According to Professor Tanja Weil, director of the Institute for Organic Chemistry III, Univeristy of Ulm:
Standard blood tests do not capture—as one might expect—free iron ions in the blood, because free iron is toxic and is therefore hardly detectable in blood.
Instead, when testing for iron levels, current methods rely on the proteins responsible for the storage and transport of iron—not the iron ions themselves—such as the protein Ferritin, which can contain up to 4,500 magnetic iron ions. These proteins are then counted using estimates and immunological techniques, meaning that, since doctors are stuck using such an indirect method, results can be pretty inconsistent. And that can be a major problem!
As it stands now, this means we're more or less just making educated guesses on patients' potential for contracting conditions relating to iron-deficiency (like anemia) or high levels of iron, which would signal some sort of acute inflammatory response. The Ulm scientists, however, have developed a method for going straight to the source and measuring Ferritin directly, allowing illnesses to be detected sooner and far more accurately.
In utilising nanodiamonds along with their inconsistencies (the tiny flaws prevent them from being perfectly colourless and transparent), Professor Fedor Jelezko, director of the Ulm Institute of Quantum Optics explains how his successfully developed technology sensitive enough for the task:
These colour centres allow us to measure the orientation of electron spins in external fields and thus measure their strength. We [absorbed ferritin on the surface of the diamond] with the help of electrostatic interactions between the tiny diamond particles and ferritin proteins. Theoretical modeling was essential to ensure that the signal measured is in fact consistent with the presence of ferritin and thus to validate the method.
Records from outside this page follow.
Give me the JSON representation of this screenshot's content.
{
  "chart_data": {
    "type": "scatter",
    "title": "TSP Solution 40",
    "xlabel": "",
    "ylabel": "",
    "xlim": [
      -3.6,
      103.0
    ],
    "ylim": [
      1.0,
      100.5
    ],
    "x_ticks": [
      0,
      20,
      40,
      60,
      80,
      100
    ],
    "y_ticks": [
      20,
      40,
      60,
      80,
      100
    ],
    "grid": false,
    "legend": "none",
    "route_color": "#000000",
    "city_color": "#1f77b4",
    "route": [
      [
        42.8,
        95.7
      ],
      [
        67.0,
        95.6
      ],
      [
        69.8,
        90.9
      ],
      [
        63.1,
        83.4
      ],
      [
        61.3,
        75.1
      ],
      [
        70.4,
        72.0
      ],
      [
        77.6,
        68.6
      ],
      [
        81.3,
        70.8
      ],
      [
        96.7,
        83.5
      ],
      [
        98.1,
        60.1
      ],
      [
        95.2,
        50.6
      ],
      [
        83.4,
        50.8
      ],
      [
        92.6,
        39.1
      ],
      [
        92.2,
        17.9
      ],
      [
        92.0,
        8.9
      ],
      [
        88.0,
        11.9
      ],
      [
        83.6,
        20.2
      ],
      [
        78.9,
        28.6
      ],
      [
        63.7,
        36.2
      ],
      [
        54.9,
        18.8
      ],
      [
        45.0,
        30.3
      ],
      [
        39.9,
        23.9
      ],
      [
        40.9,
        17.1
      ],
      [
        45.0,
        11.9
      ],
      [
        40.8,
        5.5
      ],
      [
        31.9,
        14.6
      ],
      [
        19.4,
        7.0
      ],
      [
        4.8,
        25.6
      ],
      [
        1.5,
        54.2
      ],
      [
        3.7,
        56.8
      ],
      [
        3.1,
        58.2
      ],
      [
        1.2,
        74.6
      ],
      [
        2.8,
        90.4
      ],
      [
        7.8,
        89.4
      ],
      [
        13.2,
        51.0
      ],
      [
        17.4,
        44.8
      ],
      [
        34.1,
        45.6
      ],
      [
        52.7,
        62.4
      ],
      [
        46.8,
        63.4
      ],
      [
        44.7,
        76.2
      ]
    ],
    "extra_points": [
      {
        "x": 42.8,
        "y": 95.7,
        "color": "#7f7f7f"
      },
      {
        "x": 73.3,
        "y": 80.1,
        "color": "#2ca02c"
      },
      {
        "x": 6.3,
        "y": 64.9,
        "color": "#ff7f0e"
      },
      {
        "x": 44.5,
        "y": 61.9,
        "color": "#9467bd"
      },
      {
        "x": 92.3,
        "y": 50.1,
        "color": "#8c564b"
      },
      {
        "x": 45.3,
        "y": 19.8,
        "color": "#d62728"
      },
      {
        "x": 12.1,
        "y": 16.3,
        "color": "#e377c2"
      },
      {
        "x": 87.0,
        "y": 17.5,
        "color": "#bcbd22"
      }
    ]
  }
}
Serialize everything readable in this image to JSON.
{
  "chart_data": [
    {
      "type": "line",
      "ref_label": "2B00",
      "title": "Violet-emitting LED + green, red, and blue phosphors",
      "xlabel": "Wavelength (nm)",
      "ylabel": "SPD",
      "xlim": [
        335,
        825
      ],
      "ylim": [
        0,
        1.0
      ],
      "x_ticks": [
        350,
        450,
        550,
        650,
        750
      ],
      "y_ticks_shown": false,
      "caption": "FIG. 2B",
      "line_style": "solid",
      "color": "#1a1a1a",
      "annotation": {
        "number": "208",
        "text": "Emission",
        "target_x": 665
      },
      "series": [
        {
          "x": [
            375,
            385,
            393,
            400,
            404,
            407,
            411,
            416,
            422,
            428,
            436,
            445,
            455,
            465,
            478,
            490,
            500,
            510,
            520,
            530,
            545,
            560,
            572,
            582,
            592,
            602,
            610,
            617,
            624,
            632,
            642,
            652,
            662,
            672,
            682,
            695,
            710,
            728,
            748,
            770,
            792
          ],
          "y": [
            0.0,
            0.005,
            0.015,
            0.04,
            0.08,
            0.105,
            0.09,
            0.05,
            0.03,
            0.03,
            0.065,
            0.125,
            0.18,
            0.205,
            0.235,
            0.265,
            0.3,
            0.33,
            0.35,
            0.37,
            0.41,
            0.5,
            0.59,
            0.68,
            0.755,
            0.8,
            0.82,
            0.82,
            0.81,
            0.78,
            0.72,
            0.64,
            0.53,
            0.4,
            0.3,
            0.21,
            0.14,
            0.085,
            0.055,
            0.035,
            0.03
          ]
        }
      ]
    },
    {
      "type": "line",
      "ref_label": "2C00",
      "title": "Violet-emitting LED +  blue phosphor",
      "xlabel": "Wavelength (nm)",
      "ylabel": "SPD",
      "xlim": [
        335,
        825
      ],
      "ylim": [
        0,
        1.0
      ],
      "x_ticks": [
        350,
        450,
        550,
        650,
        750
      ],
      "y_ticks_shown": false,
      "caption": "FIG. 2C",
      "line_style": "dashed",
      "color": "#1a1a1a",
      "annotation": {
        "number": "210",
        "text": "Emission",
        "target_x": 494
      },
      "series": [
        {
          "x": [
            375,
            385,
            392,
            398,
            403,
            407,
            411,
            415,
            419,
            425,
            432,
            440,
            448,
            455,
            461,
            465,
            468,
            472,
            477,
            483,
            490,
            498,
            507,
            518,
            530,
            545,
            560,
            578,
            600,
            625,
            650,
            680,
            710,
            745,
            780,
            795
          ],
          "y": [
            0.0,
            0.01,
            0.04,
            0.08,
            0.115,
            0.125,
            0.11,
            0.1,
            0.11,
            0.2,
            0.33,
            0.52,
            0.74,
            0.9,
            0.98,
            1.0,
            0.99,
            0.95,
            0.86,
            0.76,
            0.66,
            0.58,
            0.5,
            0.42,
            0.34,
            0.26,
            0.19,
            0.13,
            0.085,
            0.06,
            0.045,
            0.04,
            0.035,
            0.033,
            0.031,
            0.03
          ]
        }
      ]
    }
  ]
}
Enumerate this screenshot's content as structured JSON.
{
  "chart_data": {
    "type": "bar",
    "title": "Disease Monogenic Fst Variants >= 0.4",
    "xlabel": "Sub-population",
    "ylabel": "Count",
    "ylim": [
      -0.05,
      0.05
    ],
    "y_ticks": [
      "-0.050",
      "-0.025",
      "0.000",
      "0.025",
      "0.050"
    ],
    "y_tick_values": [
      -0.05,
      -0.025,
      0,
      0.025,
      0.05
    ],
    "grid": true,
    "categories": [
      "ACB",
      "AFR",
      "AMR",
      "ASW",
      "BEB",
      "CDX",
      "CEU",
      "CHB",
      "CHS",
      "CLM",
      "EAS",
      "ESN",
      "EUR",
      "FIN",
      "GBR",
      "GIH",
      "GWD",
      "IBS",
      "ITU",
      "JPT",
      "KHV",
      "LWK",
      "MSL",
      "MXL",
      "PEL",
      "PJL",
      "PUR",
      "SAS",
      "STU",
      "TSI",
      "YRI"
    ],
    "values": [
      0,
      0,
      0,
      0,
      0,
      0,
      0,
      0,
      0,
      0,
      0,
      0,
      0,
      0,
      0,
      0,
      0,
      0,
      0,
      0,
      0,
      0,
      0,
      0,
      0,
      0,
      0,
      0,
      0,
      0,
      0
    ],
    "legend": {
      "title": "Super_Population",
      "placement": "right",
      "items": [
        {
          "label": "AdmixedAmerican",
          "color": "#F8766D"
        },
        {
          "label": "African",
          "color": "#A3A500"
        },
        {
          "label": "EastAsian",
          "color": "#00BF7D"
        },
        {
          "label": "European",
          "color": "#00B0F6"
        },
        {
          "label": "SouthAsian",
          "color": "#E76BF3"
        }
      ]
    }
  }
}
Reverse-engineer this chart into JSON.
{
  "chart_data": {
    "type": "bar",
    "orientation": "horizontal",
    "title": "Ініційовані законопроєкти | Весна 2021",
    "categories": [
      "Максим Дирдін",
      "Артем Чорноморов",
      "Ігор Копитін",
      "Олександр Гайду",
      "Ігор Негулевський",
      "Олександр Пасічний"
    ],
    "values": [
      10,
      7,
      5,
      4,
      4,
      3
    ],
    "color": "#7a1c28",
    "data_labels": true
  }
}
From here, the Ulm team will eventually be able to determine the precise number of ferritin proteins as well as the average iron load of each individual protein. What's more, the possibilities this holds for other medical diagnostics techniques seems nearly limitless.
And this is just the beginning; hardly a day goes by without someone discovering some new, novel technique for these (at least until now) relatively unknown miracle gems. But rest assured, it won't stay that way. With all the potential for good being realized, it won't be long before nanodiamonds are on the tip of everyone's tongue—literally and otherwise.